Columbine Paradox

We all have those moments, those ineffable moments that are the birthright of every human, those fleeting moments when we know with Emerson that we are ‘part or parcel’ of all that is and was and will be.

Standing in an alpine meadow, I reach out to a translucent blossom of the Colorado blue columbine luminous in the sun’s light. It is like touching the sky. For one extra-ordinary moment, all is right with the world as I touch in with the star stuff with both come from.

But then the ‘buzz and din’ of another reality comes over me like the summer clouds being created by the up-thrust of the Rocky Mountains: I have only made it up to this splendid field because a friend has a four-wheel-drive SUV.

I plop down on a boulder of granite to ponder the paradox.    IMG_2430

The pale purple of a pollution-bruised sky, these wild ones are already thinning and fading from the impact of a changing climate. They look like a flock of doves taking flight and I worry where they will go from here.

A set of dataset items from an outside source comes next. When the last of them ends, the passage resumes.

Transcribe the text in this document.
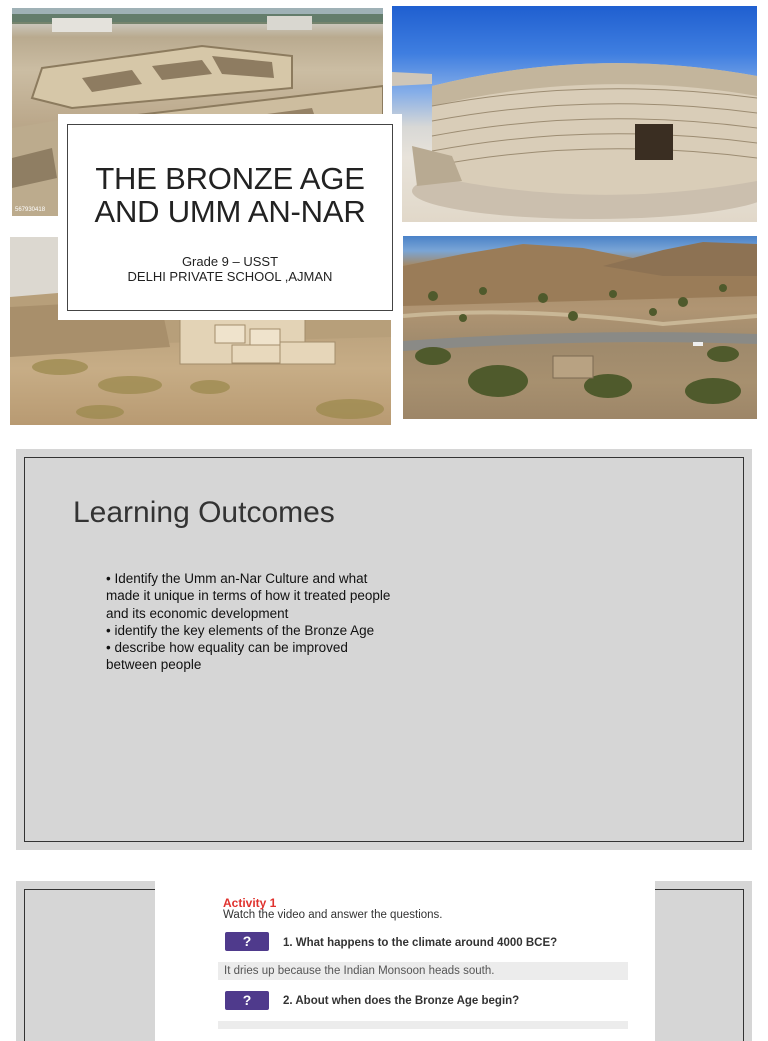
567930418
THE BRONZE AGE
AND UMM AN-NAR
Grade 9 – USST
DELHI PRIVATE SCHOOL ,AJMAN
Learning Outcomes
• Identify the Umm an-Nar Culture and what made it unique in terms of how it treated people and its economic development
• identify the key elements of the Bronze Age
• describe how equality can be improved between people
Activity 1
Watch the video and answer the questions.
?	1. What happens to the climate around 4000 BCE?
It dries up because the Indian Monsoon heads south.
?	2. About when does the Bronze Age begin?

There is no more land bridge over which to retrace their migration;          the open water is expanding ever further, making space for oil rigs to add insult to injury. Our human beliefs and behaviors are endangering all the other species that we share the planet with.

On behalf of the columbine I have changed my light bulbs and life ways: rooftop solar panels power my home and electric car, and I have become politically active around the unfolding crisis. I guest preach and lead workshops on climate change.

Yet today I have ‘slipped’ into old patterns, rationalizing that, although I burned carbon emitting fossil fuels to reach these columbine,  it is through my writing about them that they’ll become immortal.

And that in this unrepeatable moment we are blessing one another.